With this Government, it is, I am afraid, a case of out of sight, out of mind. If 185,000 people, or a third of Edinburgh’s population, were protesting outside the Parliament now, the Government would have to listen but, when a third of South Uist’s population turn out to protest, the Government pays no heed whatsoever. It is no wonder that the owner of a catering company in South Uist told us:
“we have lost all faith in the Scottish Government to be able to improve the situation”.
That loss of faith in Government did not happen overnight. It is the result of 16 years of wilful neglect by the SNP Government, which leaves our islands facing an existential threat. That incompetence has consequences. Under the SNP, the vital infrastructure of Scotland’s ferry services is reaching collapse. The litany of policy failures—on infrastructure, connectivity, housing, education, fishing and more—is leading to an exodus from our islands, particularly of young people who see no option for their future in the place that they call home.
The research paper “The Gaelic Crisis in the Vernacular Community”, which was published in 2020, issued stark warnings about the future viability of the Gaelic language and culture beyond the next 10 years, in the face of an ageing population in island communities. The paper highlighted that
“The retention of young people and young families willing to contribute to community vitality will be central to any credible strategy of revitalisation.”
How can we expect young people to stay in areas where they will be increasingly isolated and financially penalised?
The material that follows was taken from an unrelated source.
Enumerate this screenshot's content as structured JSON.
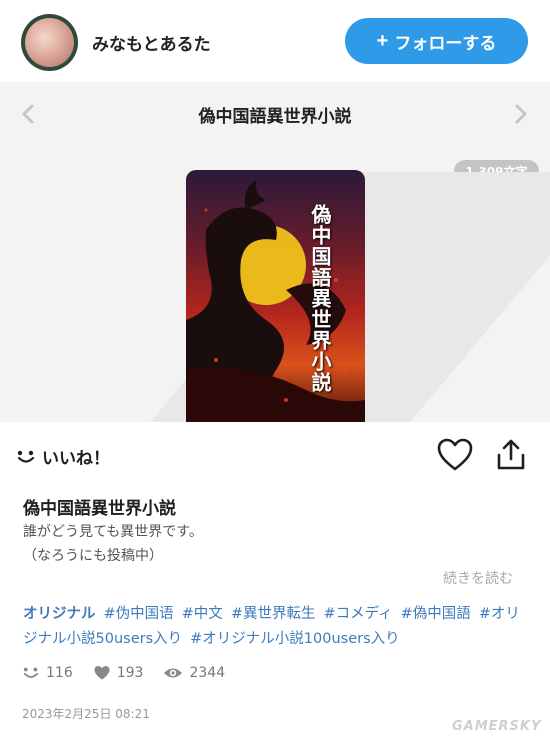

The very existence of Scotland’s ancient language and culture relies on the economic viability of our island communities, but today it is abundantly clear that the SNP cannot be trusted with the protection of Scotland and of who we are and where we come from. The SNP is eternally distracted, is obsessed with press over policy and dissembling over delivery, and has utterly failed our islanders.
Are SNP and Green members listening? Have they heard the cries of despair from our communities who rely on these services? I see some members in the chamber who represent those communities directly. Will they heed those calls for help? Given the Government’s position today, those members must put aside blind loyalty to the amendment that the Government has lodged and loyalty to a failing incompetent leadership and do right by their constituents. Have you heard your constituents’ voices and will you act?
I move,
That the Parliament instructs the Scottish Government to establish a resilience fund for businesses adversely affected by Caledonian MacBrayne disruption and withdrawal of services, utilising funds obtained from penalties imposed on Caledonian MacBrayne for breaches of its contract with Transport Scotland.